Thursday, May 16, 2024

Assembly Pushes for Sanctioned Campsite Pilot Program in Midtown

In an attempt to curtail widespread camping throughout the city, Anchorage might soon have a sanctioned campsite for the homeless. 

The Anchorage Assembly passed a resolution Tuesday evening asking the Bronson administration to pilot one “allowed” campsite, whittled down from five originally recommended by a community-run sanctioned camp task force. The site would offer a combination of tent spaces, parking spaces, and small shelter buildings.

The original resolution called for a sanctioned camp in each Assembly district except Eagle River. It included Centennial Campground, a highly controversial location used last summer which proved unsafe.

The substitute version, brought by Assembly member Felix Rivera, chair of the Housing and Homelessness Committee, proposes a site next to Cuddy Park at 40th Avenue and Denali Street, as an allowed camp. The camp would operate from July 17, 2023, until Sept. 1, 2024, and be run as a low-barrier location for 30 to 60 single adults.

Assembly member Anna Brawley said sanctioned camping is only the beginning of a wider conversation that would need to include treatment, shelter, housing and code changes.

“We are here right now … because of our long history of saying no as a community,” Brawley said. “I’ve witnessed that, at least while I’ve been a part of the community, we’ve said no to shelter. We’ve said no to projects. We’ve said no to land use and code changes that have the potential to increase our housing supply.”

Rivera stressed that the pared down resolution would be a pilot program to see what does and doesn’t work and set the table for more sanctioned camping areas in 2024 and beyond. 

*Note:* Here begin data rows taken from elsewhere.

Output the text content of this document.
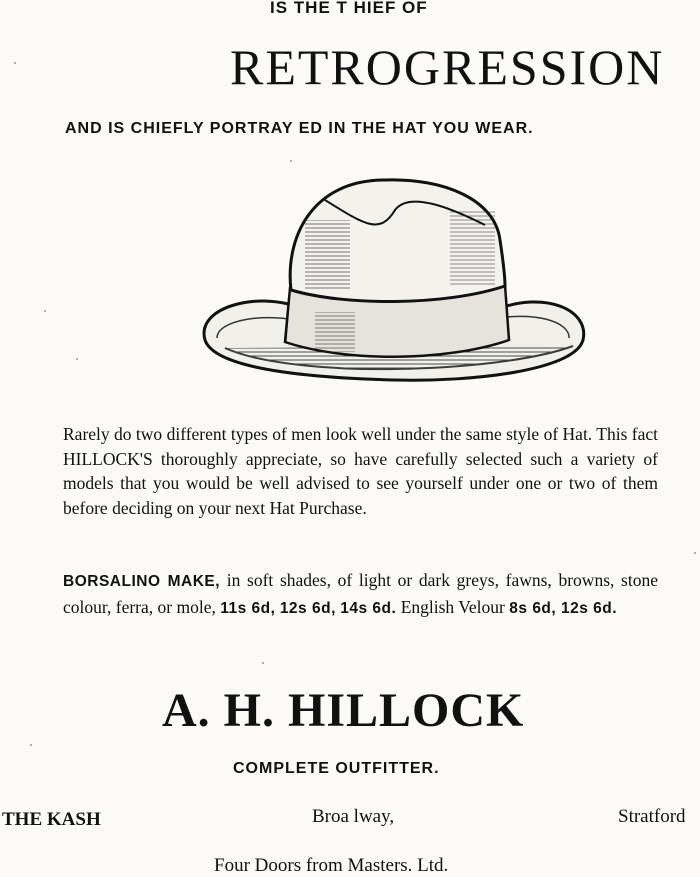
IS THE T HIEF OF
RETROGRESSION
AND IS CHIEFLY PORTRAY ED IN THE HAT YOU WEAR.

Rarely do two different types of men look well under the same style of Hat. This fact HILLOCK'S thoroughly appreciate, so have carefully selected such a variety of models that you would be well advised to see yourself under one or two of them before deciding on your next Hat Purchase.

BORSALINO MAKE, in soft shades, of light or dark greys, fawns, browns, stone colour, ferra, or mole, 11s 6d, 12s 6d, 14s 6d. English Velour 8s 6d, 12s 6d.

A. H. HILLOCK
COMPLETE OUTFITTER.
THE KASH	Broa lway,	Stratford
Four Doors from Masters. Ltd.
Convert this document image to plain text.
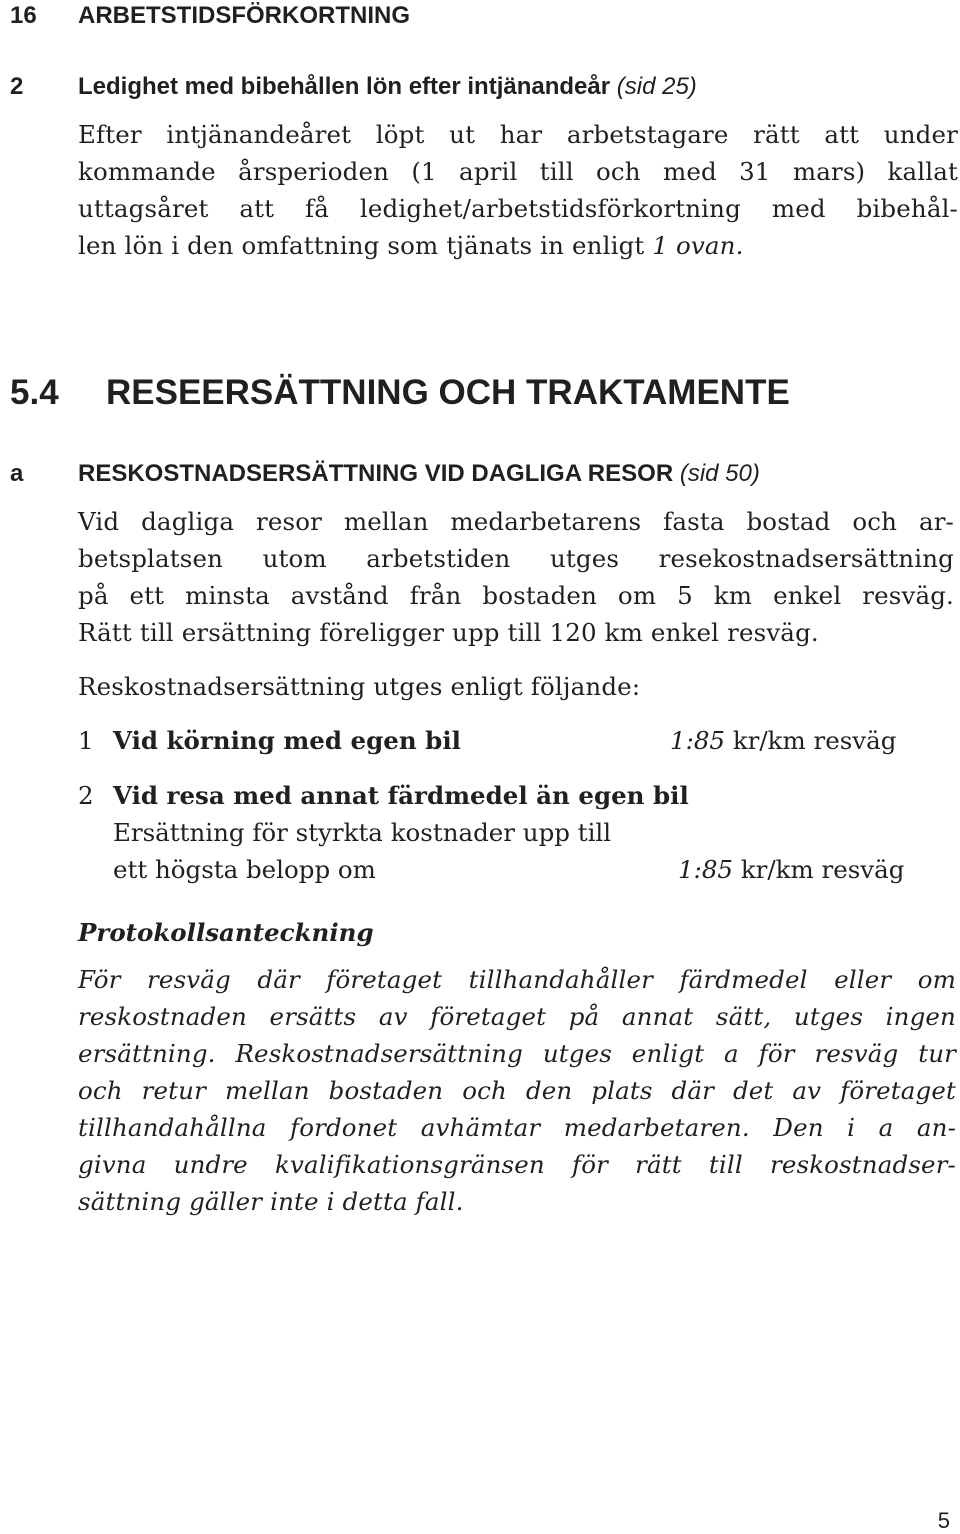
16 ARBETSTIDSFÖRKORTNING
2 Ledighet med bibehållen lön efter intjänandeår (sid 25)
Efter intjänandeåret löpt ut har arbetstagare rätt att under
kommande årsperioden (1 april till och med 31 mars) kallat
uttagsåret att få ledighet/arbetstidsförkortning med bibehål-
len lön i den omfattning som tjänats in enligt 1 ovan.
5.4 RESEERSÄTTNING OCH TRAKTAMENTE
a RESKOSTNADSERSÄTTNING VID DAGLIGA RESOR (sid 50)
Vid dagliga resor mellan medarbetarens fasta bostad och ar-
betsplatsen utom arbetstiden utges resekostnadsersättning
på ett minsta avstånd från bostaden om 5 km enkel resväg.
Rätt till ersättning föreligger upp till 120 km enkel resväg.
Reskostnadsersättning utges enligt följande:
1 Vid körning med egen bil	1:85 kr/km resväg
2 Vid resa med annat färdmedel än egen bil
Ersättning för styrkta kostnader upp till
ett högsta belopp om	1:85 kr/km resväg
Protokollsanteckning
För resväg där företaget tillhandahåller färdmedel eller om
reskostnaden ersätts av företaget på annat sätt, utges ingen
ersättning. Reskostnadsersättning utges enligt a för resväg tur
och retur mellan bostaden och den plats där det av företaget
tillhandahållna fordonet avhämtar medarbetaren. Den i a an-
givna undre kvalifikationsgränsen för rätt till reskostnadser-
sättning gäller inte i detta fall.
5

“What we have before us is baby steps that will allow us to stand up something that is realistic, feasible and timely,” Rivera said, “In a perfectly healthy system, I think we would already have these allowed encampments up and running.”

Assembly member Randy Sulte said that he hopes that the municipality uses the pilot program to plan ahead for next summer so that people would be able to set up camps in designated locations instead of throughout parks and green spaces.

Sanctioned camping areas will allow the city to clear camps outside of designated areas, for example in parks or alongside trails, and divert people to a more concentrated camping site. While that idea was ultimately supported by the Assembly, some members voiced concerns. 

“Abatement is traumatic,” Brawley said. “Abatement as a policy is costly and harmful and is contrary to the goal of helping people stabilize so that they can focus beyond today.” 

The Bronson administration said that they supported the resolution to pilot the initial camp, but would have to see if any money was available to take action on it.